Cumhuriyet Tarihi

JİTEM Nedir? Kuruluşu ve Tarihi

JİTEM ya da Jandarma İstihbarat ve Terörle Mücadele Grup Komutanlığı, Jandarma Genel Komutanlığı tarafından 1987 yılında kurulan ve terörle mücadele kapsamında faaliyet yürüten bir oluşumdur.

JİTEM Nedir?

JİTEM (Jandarma İstihbarat ve Terörle Mücadele Grup Komutanlığı), Albay Arif Doğan tarafından kurulduğu iddia edilen bir kontrgerilladır. Kontrgerilla ise kelime anlamıyla gerilla güçlerine karşı kurulmuş güçtür. Arif Doğan’ın kişisel iddiaları bu örgütün kuruluşunu devletin kendisinden istediği ve kendisinin de bu doğrultuda PKK (Partîya Karkerên Kurdistanê/ Kürdistan İşçi Partisi) ile mücadele amaçlı bir kontrgerilla kurduğu yönündedir. JİTEM’in varlığı dahi devlet tarafından uzun bir süre reddedilmiş olsa da Ankara Cumhuriyet Başsavcılığı tarafından açılan soruşturma ile devlet JİTEM’in varlığını kabul etmiştir. JİTEM’in bir diğer kilit ismi de Cem Ersever’dir kendisinin suikastinin gizemi günümüzde bile tam olarak çözülememiştir.

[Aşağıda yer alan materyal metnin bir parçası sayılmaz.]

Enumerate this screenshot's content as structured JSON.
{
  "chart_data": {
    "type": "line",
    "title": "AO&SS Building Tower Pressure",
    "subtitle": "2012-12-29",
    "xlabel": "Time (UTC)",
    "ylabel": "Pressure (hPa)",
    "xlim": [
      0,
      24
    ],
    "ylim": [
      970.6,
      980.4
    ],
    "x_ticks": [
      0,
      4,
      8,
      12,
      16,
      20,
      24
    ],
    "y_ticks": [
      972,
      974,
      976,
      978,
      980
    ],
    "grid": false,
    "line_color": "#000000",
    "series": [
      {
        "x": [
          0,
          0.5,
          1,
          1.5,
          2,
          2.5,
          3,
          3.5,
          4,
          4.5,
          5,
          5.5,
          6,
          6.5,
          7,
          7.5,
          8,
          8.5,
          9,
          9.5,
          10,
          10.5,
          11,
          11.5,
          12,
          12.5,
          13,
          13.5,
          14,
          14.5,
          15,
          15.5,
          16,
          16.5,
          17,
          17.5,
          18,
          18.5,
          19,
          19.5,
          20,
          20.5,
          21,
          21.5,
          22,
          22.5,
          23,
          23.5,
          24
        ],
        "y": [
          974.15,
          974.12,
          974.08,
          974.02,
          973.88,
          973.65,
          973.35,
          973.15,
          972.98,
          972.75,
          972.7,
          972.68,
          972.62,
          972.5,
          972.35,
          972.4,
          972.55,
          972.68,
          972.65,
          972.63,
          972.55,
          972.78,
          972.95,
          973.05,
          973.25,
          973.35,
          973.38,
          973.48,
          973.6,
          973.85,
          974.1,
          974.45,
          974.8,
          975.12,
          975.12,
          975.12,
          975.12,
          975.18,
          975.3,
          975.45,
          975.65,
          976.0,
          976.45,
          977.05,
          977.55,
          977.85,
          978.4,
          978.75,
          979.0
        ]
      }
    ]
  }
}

Kendisinin şu sözü de JİTEM’in anlayışını oldukça iyi bir şekilde açıklamaktadır “Marksist, Leninist birçok itirafçı gördüm. Bunlar “Beni kandırdılar, bana şunu teklif ettiler gittim.” gibisinden cümleler kurmadılar. “Bir umut PKK’ya katıldım. Sonradan gördüm ki bu ideoloji ile bağlantıları yok. Kaçtım geldim.” dediler ve bu adamların hepsiyle iyi anlaşmışımdır. Erkekçe, mertçe söylemiştir ne var ne yok. Bu tip adamlar PKK’ya karşı savaşmaya hazır adamlardır ve gerilla savaşını bilirler. Kullanalım bunları.” JİTEM’in amblemi akreptir Arif Doğan, JİTEM’i Ben Kurdum isimli kitabında bu durumun sebebini “Akrep kendisine en sadık hayvandır. On tane mermim varsa dokuz tanesini kullanırım, onuncusunu da kafama sıkarım. Yani mücadele ettiğim şer güçlerin örgütlerine gidipte teslim olmam.” olarak açıklamaktadır.

Jitem'in Sembolü
JİTEM Logo

JİTEM Nasıl Kuruldu?

Koruculuk sistemi 1990’ların ortalarına kadar başta PKK olmak üzere doğudaki illegal faaliyetlerin önüne geçmek için kullanılan sistemdir. Bu amaçla yapılan eylemlerle PKK’ya lojistik desteğin kesilmesini sağlayabilmiştir. Ancak PKK’nın siyasi konjonktürde olan yükselişinin önüne geçmeyi başaramamıştır. İddialara göre devlet PKK ve dönemdeki diğer “Kürt Hareketleri (ÖSP, KADEP, Hak-Par, DDKD vb.)” ile mücadele için 1983 yılında bir kontrgerilla olan JİTEM’i (Jandarma İstihbarat ve Terörle Mücadele Grup Komutanlığı’nı) kurmuştur. Bu oluşumun varlığı konusunda oldukça fazla spekülasyon bulunmaktadır. Susurluk araştırma komisyonu başkanı Mehmet Elkatmış konu ile ilişkin olarak şunu söylemiştir:
“Varlığını bütün dokümanlarda görüyoruz. Jandarma Komutanı Teoman Koman, komisyona bir yazı gönderdi. Gönderdiği yazıda aslında JİTEM diye bir kuruluş yok ama halk arasında jandarma istihbarat teşkilatı JİTEM diye tabir ediliyor. Jandarma istihbarat teşkilatı ülke için faydalı işler yapmıştır, ama yanlış işler de yapmıştır.” Mehmet Ağar ise “Ülkenin menfaati için yanlış işler yapıldı, ama anlatamam devletin selameti için” der ve bu konuda açıklama yapmaktan kaçınır.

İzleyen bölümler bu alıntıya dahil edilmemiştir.